Exploitation of natural resources has caused depletion of ‘natural capital’, and has given a life to ‘commodity capital’. Neoliberal chanting prefers ‘short term’ contracts, where producers have the hunger to extract everything in the limited time period. Their motivation behind this strategy is the invisible contract they sign with the environment. This contract discounts the future sustainability in present times, thus bringing in the ‘time value of money’ to the nearest realisations. An insistence of privatization has further led to distract away from environmental concern. Developing economies are told to exploit their natural resources to find hidden treasures, which they can export in the global world, clearly satisfying the developed world, as the world trade revolves around the hobbies of developed countries. 1997-98 led to the fiscal crisis in Indonesia, displacing millions of people out of the job market. People responded with utter agony, burning forests. That did not end there only, there was huge smoke trans-pollution is South East Asia.[6]

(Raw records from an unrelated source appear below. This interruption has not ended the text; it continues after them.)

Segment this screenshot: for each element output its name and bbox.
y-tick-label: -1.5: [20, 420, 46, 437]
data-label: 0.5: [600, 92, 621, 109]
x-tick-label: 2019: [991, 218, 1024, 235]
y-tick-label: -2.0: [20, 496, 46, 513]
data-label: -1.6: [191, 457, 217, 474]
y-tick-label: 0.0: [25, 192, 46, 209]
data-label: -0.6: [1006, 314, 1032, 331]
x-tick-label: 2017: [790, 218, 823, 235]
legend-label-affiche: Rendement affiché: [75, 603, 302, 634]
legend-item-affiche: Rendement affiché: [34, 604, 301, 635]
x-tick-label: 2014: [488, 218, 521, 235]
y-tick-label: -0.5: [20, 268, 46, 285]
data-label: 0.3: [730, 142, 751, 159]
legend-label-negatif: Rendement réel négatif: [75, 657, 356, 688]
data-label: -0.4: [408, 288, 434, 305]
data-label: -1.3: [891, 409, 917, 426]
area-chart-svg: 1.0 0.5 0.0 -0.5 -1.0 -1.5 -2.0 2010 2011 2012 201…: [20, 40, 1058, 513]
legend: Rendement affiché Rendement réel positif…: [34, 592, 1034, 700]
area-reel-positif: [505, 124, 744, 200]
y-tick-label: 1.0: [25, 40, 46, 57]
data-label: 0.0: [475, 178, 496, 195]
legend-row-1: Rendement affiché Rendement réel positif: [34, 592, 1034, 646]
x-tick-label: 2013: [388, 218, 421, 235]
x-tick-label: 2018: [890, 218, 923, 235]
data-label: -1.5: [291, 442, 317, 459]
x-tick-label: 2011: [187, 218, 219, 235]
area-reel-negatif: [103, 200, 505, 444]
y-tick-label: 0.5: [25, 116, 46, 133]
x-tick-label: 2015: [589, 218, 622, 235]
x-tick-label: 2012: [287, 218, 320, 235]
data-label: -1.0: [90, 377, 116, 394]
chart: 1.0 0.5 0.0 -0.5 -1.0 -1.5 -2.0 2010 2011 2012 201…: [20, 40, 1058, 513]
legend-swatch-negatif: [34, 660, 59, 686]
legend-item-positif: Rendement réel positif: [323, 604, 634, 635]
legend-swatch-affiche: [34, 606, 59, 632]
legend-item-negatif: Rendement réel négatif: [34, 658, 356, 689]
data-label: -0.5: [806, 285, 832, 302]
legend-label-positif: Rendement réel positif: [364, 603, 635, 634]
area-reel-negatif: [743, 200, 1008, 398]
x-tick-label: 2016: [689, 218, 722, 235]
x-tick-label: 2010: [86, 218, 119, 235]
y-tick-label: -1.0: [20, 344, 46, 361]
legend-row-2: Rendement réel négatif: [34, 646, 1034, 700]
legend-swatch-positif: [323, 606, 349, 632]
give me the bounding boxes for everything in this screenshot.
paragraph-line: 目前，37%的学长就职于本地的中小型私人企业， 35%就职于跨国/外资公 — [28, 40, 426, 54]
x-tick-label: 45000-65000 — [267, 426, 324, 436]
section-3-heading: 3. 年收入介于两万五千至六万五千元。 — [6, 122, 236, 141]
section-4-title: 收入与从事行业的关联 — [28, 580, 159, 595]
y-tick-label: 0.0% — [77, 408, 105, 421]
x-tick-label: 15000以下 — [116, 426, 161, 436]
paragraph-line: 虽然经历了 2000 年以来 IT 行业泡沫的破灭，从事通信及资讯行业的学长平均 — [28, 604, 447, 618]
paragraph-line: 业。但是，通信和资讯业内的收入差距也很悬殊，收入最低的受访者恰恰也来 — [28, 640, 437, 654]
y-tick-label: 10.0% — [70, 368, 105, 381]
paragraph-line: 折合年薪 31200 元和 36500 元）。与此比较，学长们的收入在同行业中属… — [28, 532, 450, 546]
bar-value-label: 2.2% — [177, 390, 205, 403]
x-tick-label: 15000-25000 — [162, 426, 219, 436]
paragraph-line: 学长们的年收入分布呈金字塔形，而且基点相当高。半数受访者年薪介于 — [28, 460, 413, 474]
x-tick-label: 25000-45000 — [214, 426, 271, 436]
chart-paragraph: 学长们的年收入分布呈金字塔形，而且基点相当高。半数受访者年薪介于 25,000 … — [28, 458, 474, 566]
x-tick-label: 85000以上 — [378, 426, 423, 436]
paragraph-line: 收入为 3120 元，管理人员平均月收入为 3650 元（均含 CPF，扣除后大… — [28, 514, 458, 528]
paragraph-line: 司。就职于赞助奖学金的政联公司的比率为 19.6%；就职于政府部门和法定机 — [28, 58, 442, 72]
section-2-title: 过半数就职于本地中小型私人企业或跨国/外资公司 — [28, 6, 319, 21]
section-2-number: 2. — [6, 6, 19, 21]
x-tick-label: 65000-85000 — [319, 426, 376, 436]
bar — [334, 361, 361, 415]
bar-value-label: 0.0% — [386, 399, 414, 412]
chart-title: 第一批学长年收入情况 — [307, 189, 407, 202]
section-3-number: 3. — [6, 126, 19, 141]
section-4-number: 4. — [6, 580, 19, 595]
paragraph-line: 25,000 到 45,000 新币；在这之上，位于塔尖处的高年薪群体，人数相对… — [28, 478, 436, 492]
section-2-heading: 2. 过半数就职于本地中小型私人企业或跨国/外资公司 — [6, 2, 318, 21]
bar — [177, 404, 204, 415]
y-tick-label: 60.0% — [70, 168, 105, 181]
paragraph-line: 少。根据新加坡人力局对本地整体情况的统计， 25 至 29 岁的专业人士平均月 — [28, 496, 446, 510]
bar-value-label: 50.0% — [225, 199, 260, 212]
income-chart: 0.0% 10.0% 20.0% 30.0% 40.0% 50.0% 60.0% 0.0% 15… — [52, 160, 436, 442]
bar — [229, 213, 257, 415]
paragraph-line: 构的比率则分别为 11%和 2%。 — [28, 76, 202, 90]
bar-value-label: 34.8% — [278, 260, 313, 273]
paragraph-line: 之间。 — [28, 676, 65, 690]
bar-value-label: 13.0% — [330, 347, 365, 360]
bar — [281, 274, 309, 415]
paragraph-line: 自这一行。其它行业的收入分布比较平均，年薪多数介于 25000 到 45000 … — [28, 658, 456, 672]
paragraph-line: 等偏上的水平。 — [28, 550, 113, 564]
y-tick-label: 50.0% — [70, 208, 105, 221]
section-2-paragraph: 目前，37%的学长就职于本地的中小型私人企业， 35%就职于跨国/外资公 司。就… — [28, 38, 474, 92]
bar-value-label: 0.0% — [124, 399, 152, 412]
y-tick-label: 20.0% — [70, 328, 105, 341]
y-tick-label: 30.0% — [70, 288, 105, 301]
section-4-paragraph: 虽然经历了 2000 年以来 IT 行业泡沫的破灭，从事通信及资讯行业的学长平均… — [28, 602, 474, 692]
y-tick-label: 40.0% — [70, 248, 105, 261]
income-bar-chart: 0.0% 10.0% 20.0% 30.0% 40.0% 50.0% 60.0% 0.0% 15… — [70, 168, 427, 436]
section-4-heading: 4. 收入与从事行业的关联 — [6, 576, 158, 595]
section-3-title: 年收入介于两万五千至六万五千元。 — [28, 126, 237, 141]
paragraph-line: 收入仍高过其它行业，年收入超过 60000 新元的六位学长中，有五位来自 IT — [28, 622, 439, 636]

We are in a period of time where we need to move backwards, towards conserving environment like our ancestors did. This is not a matter of joke, because time will only tell us that printing these volumes and volumes of currencies will not satisfy our food hunger. Money cannot be eaten. Where will we find the trees if we sign asymmetric information contract with the environment to destroy them for our satisfaction? This was also not the expectation of Immanuel Kant, who fed the world with the idea of freedom and morality, where we should act according to our morality, but not become an outlaw to the nature.[7]

Notes

  1. David Harvey. “A brief History of Neo-Liberalism”.
  2. Mexico’s Economy”, The Economist (accessed 15 July 2017)
  3. Climate change: Mario Molina puts ozone on the political agenda”, Royal society of Chemistry (accessed 15 July 2017).
  4. David Harvey. “A brief history of neoliberalism”
  5. Maya Kanodia, “Golden rule of capital accumulation (accessed 15 July 2017).
  6. Indonesia dismisses study showing forest fire haze killed more than 100,000 people”, The Guardian  (accessed 15 July 2017).
  7. This is a theory by Immanuel Kant, An 18th century German philosopher. This theory has been termed as “Categorical Imperative”, which says that the validity of a person’s choice does not depend on external motive. In this case, the external motive is to tear down forests and establish buildings and factories, which ultimately leads to satisfying our own needs, not for longer term as we do not intend to do something that will not be helpful for the environment.

Sankalp Singh is a student pursuing Master’s degree in Public Policy (2016-2018) from St. Xavier’s College, Mumbai (India).